Virginia Public School Enrollment Fails To Bounce From Pre-Pandemic Levels | Richmond Local News

“I think it’s important to point out that a good percentage of the drop in enrollment is in the early years,” said Jon Becker, associate professor of educational leadership at Virginia Commonwealth University. “There are a lot of possible explanations for declining enrollment. It’s not just parents angry with public schools over how they handled schooling during the pandemic.”

In the Richmond area, Chesterfield and Hanover rebounded from registrations ahead of the pandemic. Chesterfield, which lost nearly 2,000 students in the 2020 school year, the year in which all school systems in the region except Hanover virtually started, has seen an increase of 2,000 students .

Hanover County, which lost around 1,000 students at the start of the pandemic, has seen an increase of around 300 students this year, from 16,519 students in 2020-2021 to 16,865 students this school year. In the 2019-2020 school year, the district had more than 17,000 students, according to state data. Hanover was the only school district in the Richmond area to have an in-person school five days a week at the start of the 2021 school year.
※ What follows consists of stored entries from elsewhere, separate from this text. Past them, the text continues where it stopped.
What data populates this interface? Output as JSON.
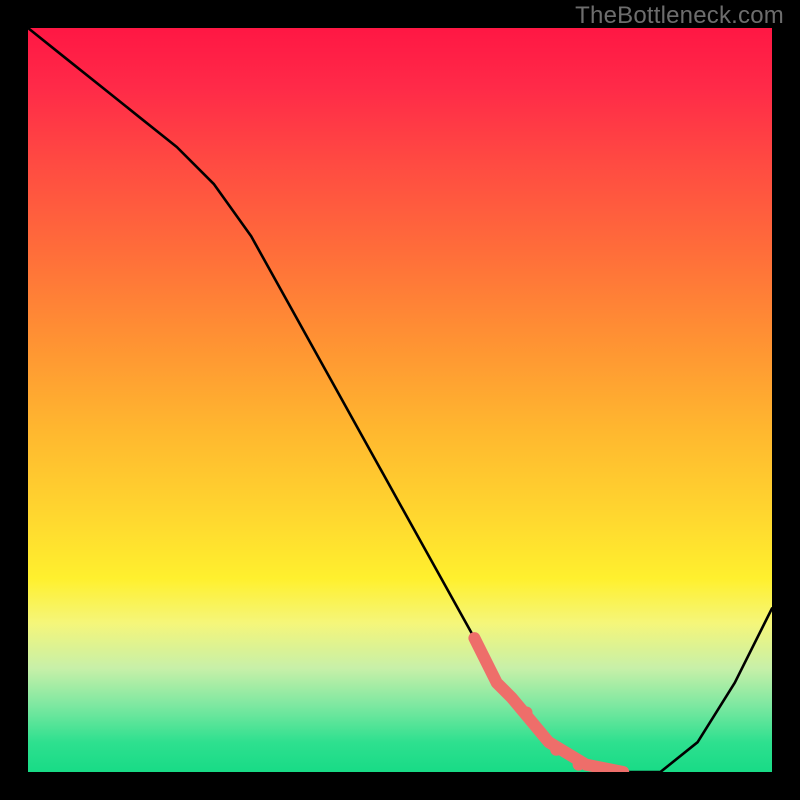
{
  "watermark": "TheBottleneck.com",
  "colors": {
    "curve": "#000000",
    "highlight": "#ee6e6a",
    "background_top": "#ff1744",
    "background_bottom": "#18db86"
  },
  "chart_data": {
    "type": "line",
    "title": "",
    "xlabel": "",
    "ylabel": "",
    "xlim": [
      0,
      100
    ],
    "ylim": [
      0,
      100
    ],
    "series": [
      {
        "name": "bottleneck-curve",
        "x": [
          0,
          5,
          10,
          15,
          20,
          25,
          30,
          35,
          40,
          45,
          50,
          55,
          60,
          63,
          65,
          70,
          75,
          80,
          85,
          90,
          95,
          100
        ],
        "y": [
          100,
          96,
          92,
          88,
          84,
          79,
          72,
          63,
          54,
          45,
          36,
          27,
          18,
          12,
          10,
          4,
          1,
          0,
          0,
          4,
          12,
          22
        ]
      }
    ],
    "highlight_segment": {
      "description": "thick coral region near trough",
      "x": [
        60,
        63,
        65,
        70,
        75,
        80
      ],
      "y": [
        18,
        12,
        10,
        4,
        1,
        0
      ]
    },
    "highlight_dots": {
      "x": [
        67,
        71,
        74,
        77
      ],
      "y": [
        8,
        3,
        1,
        0
      ]
    }
  }
}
The figures for Richmond public schools are largely unclear. On paper, it appears that 7,000 students have left RPS, increasing the number of students from 28,000 to 21,000. But, the vast majority of that decline, said Superintendent Jason Kamras, is likely due to the severing of ties with Virginia Virtual Academy, a virtual school operated by K-12, which RPS funded financially. The Virginia Virtual Academy is not the same as Virtual Virginia, a program run by the state Department of Education.